Risk-Adjusted Performance

Fair

 
Weak
 
Strong
Compared to the overall equity markets, risk-adjusted returns on investments in ON Semiconductor are ranked lower than 8 (%) of all global equities and portfolios over the last 90 days. In spite of very unfluctuating basic indicators, ON Semiconductor displayed solid returns over the last few months and may actually be approaching a breakup point.
Nova 

Risk-Adjusted Performance

Good

 
Weak
 
Strong
Compared to the overall equity markets, risk-adjusted returns on investments in Nova are ranked lower than 12 (%) of all global equities and portfolios over the last 90 days. Despite fairly uncertain primary indicators, Nova demonstrated solid returns over the last few months and may actually be approaching a breakup point.

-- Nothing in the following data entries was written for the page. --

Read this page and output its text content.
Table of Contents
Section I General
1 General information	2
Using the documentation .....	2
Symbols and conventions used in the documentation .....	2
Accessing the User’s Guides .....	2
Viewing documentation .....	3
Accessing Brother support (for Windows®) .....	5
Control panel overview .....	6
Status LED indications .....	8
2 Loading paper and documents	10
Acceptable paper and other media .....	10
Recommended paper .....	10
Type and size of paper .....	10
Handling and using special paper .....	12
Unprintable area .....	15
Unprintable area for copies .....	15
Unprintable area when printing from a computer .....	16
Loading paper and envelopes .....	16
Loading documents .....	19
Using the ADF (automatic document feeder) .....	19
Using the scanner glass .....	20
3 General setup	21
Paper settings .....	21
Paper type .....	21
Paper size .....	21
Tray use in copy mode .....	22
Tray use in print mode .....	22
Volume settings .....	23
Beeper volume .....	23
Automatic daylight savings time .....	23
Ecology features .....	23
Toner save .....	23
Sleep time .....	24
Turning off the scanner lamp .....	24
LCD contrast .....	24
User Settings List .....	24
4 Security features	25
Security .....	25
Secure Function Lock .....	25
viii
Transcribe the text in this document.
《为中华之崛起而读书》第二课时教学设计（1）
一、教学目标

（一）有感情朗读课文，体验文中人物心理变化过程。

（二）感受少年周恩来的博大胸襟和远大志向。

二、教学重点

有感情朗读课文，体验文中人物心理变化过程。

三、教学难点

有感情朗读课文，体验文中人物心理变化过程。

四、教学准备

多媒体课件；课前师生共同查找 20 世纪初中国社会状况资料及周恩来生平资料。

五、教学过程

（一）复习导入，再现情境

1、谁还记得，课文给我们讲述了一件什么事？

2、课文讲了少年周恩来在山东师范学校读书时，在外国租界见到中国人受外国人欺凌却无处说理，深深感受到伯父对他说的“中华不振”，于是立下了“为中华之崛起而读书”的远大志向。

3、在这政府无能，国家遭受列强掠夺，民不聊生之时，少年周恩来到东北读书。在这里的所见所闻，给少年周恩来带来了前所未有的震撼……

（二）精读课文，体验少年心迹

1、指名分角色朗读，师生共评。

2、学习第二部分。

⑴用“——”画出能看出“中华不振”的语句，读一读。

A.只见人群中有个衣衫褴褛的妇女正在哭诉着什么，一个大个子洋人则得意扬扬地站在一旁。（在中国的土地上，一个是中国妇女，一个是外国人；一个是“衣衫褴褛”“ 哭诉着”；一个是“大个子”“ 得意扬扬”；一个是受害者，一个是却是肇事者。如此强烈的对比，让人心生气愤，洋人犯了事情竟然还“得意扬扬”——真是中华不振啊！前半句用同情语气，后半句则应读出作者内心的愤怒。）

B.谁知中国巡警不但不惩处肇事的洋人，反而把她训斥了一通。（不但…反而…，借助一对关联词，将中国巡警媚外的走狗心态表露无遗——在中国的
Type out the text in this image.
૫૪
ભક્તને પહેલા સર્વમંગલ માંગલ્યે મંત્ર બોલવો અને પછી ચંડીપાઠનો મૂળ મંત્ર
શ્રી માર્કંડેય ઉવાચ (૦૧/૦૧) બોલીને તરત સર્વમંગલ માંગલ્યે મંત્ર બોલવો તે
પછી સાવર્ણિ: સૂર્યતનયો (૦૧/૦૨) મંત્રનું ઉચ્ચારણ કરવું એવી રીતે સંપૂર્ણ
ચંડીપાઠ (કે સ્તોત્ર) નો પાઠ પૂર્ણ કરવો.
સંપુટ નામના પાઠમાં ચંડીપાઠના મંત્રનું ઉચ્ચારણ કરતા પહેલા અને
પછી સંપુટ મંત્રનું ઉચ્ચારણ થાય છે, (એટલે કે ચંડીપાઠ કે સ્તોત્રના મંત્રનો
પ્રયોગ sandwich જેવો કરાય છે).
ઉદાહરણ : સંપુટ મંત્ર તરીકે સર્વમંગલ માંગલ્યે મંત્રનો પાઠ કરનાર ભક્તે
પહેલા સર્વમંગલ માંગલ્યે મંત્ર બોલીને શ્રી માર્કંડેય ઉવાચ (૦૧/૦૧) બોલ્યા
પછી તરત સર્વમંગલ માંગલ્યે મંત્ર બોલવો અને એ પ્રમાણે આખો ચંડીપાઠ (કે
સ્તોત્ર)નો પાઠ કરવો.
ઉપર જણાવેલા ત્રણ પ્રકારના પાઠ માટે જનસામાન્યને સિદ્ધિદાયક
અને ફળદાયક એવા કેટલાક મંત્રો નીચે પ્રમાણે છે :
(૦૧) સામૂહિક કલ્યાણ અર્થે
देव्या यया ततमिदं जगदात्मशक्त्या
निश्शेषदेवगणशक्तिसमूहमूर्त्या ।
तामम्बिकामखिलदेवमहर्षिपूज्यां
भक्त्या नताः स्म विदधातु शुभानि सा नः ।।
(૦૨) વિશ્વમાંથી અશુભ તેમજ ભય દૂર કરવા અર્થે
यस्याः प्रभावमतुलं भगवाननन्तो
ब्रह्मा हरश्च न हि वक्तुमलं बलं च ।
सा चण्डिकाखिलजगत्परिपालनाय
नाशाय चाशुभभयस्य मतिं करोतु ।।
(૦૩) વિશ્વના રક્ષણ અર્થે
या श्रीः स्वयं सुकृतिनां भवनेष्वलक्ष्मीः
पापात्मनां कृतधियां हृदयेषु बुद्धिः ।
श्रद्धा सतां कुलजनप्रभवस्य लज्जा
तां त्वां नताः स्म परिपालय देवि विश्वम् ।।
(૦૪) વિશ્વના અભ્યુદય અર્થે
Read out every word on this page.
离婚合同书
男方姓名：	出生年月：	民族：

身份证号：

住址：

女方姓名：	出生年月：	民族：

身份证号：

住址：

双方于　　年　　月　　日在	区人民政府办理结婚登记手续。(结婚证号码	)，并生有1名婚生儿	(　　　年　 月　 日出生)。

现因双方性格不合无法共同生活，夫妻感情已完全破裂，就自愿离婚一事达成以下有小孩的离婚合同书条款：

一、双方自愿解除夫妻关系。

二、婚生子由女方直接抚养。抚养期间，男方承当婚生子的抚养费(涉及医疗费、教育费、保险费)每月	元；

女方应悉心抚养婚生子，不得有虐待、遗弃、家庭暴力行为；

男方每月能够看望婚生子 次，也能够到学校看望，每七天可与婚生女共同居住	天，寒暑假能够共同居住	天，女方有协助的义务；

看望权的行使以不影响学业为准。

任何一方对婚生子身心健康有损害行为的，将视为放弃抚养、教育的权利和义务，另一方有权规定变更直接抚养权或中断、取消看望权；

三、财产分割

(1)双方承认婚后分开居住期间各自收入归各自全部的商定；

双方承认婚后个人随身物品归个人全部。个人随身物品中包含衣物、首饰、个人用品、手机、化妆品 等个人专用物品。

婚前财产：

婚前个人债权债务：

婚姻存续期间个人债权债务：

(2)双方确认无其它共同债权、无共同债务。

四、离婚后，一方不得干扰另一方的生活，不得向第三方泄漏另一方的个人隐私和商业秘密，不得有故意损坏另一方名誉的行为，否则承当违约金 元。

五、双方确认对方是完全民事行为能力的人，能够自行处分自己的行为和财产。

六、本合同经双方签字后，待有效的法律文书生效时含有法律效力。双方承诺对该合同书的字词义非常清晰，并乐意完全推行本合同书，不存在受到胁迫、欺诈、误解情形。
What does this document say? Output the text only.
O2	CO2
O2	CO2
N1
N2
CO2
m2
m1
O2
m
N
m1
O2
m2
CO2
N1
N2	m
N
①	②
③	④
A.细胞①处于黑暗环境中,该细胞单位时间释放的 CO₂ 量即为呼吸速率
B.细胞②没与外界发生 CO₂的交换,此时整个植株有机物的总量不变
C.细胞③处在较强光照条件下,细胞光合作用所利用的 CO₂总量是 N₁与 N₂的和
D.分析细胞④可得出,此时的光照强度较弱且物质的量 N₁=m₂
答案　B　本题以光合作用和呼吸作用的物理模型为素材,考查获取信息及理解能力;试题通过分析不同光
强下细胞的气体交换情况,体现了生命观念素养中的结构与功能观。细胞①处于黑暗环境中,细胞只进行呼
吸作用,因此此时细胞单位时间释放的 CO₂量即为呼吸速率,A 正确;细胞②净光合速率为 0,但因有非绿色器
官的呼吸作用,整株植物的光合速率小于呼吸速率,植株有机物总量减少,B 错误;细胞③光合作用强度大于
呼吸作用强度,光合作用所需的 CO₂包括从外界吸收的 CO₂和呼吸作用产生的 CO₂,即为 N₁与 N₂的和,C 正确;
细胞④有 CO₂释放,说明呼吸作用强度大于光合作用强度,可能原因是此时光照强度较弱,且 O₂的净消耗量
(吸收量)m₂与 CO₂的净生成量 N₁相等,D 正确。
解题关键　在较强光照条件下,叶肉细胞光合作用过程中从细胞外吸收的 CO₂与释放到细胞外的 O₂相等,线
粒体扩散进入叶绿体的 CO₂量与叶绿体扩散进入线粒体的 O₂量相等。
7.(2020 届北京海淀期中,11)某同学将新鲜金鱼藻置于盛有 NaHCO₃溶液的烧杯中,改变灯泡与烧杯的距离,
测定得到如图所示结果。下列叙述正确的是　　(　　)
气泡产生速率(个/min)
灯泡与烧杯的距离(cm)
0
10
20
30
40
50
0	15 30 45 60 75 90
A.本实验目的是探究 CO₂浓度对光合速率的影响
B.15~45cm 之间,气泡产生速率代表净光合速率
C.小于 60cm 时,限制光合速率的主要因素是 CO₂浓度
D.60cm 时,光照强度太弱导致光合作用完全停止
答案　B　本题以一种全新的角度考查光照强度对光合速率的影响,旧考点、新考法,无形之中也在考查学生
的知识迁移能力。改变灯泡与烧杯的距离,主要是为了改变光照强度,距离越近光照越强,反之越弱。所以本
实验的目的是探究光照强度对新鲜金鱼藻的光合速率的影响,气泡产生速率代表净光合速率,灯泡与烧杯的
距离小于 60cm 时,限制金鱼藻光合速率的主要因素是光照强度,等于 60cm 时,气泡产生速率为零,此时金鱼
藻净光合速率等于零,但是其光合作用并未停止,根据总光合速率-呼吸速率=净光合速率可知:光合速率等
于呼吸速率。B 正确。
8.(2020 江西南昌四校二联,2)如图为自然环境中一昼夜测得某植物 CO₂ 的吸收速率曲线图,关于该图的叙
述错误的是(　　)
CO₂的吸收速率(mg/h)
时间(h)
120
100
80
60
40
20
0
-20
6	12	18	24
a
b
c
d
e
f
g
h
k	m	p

ON Semiconductor and Nova Volatility Contrast

   Predicted Return Density   
       Returns  

Pair Trading with ON Semiconductor and Nova

The main advantage of trading using opposite ON Semiconductor and Nova positions is that it hedges away some unsystematic risk. Because of two separate transactions, even if ON Semiconductor position performs unexpectedly, Nova can make up some of the losses. Pair trading also minimizes risk from directional movements in the market. For example, if an entire industry or sector drops because of unexpected headlines, the short position in Nova will offset losses from the drop in Nova's long position.
The idea behind ON Semiconductor and Nova pairs trading is to make the combined position market-neutral, meaning the overall market's direction will not affect its win or loss (or potential downside or upside). This can be achieved by designing a pairs trade with two highly correlated stocks or equities that operate in a similar space or sector, making it possible to obtain profits through simple and relatively low-risk investment.
Check out your portfolio center.
Note that this page's information should be used as a complementary analysis to find the right mix of equity instruments to add to your existing portfolios or create a brand new portfolio. You can also try the Options Analysis module to analyze and evaluate options and option chains as a potential hedge for your portfolios.